How 'Arrival' Demolishes The Language Barriers
It was Stephen Fry I think who said that “A true thing, poorly expressed, is a lie”. The point being is that there is no thought without an expression, no content without form, that an idea however profound it feels to you, does not really exist until you can write it down or, in some cases, put it on film.
To watch Denis Villeneuve’s Arrival is to watch a filmmaker in command of the language his ideas presuppose just to say that he has a firm grasp on craft. I can’t really tell you how soothing this is for me as a filmgoer to feel that I’m in the hands of someone who knows why the film is constructed the way it is. So much of today’s filmmaking is all over the place to the point that the viewer has to exert themselves more to compensate the lack of focus. In this way, I think Arrival is the perfect response to the awful movies we see so much of. Pretty much everything they do wrong, Arrival does right. It is effective and impactful, and it does this by focusing on the very thing that affects and impacts us the most: language.
Language is a major theme in the film; the limits of human communication are reinforced and expanded upon in probe throughout the whole film. The limits of our biology of relying on what our senses report, the limits imposed on us by our culture, or our own personalities. In conversation with the aliens, communication is literally imagined as a screen, a mediator that blurs intention. Now screens can connect us, but they can also divide us, and it’s the same with communication. Communication is a link between two parties, but it’s a link that often facilitates a split.
There are two things that the writers implanted in the film, “the future can influence the past” and “communication is limited by perspective”. What’s important here is not that both these readings are valid, they are, but that both have echoes elsewhere in the film and echo off each other. A theme once introduced isn’t wasted. For example, the alien language is circular so the film is too. Also, the difficulty in the cooperation in the small group at the distant Montana site echoes the difficulty of cooperation between nations. Louise’s (Amy Adams) understanding of her displacement in time happens simultaneously with the audience’s realization that the events depicted aren’t linear.
Every theme is filtered through other moments and characters, and eventually, other themes, until it starts to feel like something solid. You start to think “what is the relationship between language and time?” maybe it is that the mind is not a thing but a process, language happening in time just like film is communication occurring in time.
So much of Arrival seems about the possibility of meaning in film. What is it? Where does it come from? I think Villeneuve imagines it as an alien spacecraft; mysterious, obscure, an expression that’s not quite written or spoken language and so always difficult to decipher. Something when bored out of craft and character and story is always hovering over the film, it’s always in the background, seen from different angles impossible to avoid. Arrival isn’t just a repudiation of awful movies because it leads by example, it’s also I think an act of exploration into what makes a movie great. It explores the kind of unique perspective that a film can gift to the filmgoer like a language gifted by aliens and what kind of brand new world that perspective allows us to see.

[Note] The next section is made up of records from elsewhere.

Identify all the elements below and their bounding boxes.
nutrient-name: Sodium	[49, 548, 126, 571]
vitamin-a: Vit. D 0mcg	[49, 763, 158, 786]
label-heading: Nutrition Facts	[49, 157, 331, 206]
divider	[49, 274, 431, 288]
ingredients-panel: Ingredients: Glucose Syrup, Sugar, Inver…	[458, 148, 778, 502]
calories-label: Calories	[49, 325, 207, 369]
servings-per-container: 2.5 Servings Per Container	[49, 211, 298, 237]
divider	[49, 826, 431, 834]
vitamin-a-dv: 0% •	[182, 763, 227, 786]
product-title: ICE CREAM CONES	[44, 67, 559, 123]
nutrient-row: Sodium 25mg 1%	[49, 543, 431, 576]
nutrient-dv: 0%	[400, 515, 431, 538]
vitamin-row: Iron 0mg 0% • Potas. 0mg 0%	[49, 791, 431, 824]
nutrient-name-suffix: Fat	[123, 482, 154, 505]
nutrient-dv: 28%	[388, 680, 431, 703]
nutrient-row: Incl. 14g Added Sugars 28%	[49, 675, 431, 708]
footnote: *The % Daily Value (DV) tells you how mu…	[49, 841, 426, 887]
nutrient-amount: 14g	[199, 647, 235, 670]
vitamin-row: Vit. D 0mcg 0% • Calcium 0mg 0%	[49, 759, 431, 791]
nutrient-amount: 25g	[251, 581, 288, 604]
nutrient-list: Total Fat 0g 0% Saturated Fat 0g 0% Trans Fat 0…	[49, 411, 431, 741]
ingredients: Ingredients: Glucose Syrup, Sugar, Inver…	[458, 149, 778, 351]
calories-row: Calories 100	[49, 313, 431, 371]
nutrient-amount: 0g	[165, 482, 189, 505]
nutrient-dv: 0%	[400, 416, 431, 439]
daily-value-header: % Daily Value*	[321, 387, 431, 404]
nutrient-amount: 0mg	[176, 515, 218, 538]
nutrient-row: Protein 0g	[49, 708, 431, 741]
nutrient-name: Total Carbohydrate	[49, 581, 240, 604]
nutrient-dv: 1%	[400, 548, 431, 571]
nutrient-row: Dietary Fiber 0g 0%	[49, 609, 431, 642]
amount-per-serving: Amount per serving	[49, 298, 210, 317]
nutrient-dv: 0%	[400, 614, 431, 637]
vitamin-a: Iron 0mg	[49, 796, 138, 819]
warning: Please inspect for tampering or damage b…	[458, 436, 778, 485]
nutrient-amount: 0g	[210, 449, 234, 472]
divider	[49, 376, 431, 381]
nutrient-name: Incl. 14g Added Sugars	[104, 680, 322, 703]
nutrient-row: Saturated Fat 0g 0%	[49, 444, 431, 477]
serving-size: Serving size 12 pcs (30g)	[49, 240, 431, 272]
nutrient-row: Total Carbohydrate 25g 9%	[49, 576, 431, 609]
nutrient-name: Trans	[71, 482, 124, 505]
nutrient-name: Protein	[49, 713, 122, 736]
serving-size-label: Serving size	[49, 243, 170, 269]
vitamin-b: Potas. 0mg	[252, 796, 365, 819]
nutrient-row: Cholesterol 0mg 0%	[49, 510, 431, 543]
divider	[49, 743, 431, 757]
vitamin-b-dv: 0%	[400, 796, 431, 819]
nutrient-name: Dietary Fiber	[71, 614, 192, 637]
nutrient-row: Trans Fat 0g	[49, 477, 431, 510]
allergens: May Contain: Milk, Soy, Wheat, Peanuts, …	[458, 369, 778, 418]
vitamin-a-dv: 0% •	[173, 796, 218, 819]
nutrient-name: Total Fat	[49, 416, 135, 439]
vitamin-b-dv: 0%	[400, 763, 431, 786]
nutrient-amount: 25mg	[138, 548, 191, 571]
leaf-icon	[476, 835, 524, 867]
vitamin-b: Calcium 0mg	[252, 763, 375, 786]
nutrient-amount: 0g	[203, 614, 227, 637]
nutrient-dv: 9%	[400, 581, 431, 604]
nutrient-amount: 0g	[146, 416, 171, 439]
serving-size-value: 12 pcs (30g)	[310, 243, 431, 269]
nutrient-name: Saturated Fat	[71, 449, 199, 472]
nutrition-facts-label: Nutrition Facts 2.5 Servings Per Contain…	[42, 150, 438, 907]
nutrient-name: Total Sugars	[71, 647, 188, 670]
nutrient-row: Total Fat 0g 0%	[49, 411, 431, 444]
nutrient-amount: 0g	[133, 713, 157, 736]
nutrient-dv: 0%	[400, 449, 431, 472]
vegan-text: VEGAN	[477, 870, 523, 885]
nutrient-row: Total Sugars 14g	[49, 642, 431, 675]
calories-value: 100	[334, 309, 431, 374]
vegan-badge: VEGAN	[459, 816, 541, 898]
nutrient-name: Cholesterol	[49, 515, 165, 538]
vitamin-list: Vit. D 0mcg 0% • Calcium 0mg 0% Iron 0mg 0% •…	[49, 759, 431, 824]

As a person who majors in languages, part of me watching this film felt that this is one of the films that could break barriers in terms of what language and communication mean to us. Cinema is the highest form of art to me and to express an idea of how language shapes the way we think both figuratively (in our daily conversations) and literally (in the way they contacted the aliens in the film) is groundbreaking. I loved everything about this film from the astounding visuals to the pacifying music. I got to watch it in cinemas and just watched it last week at home, and I won't seem to get enough of Arrival anytime soon.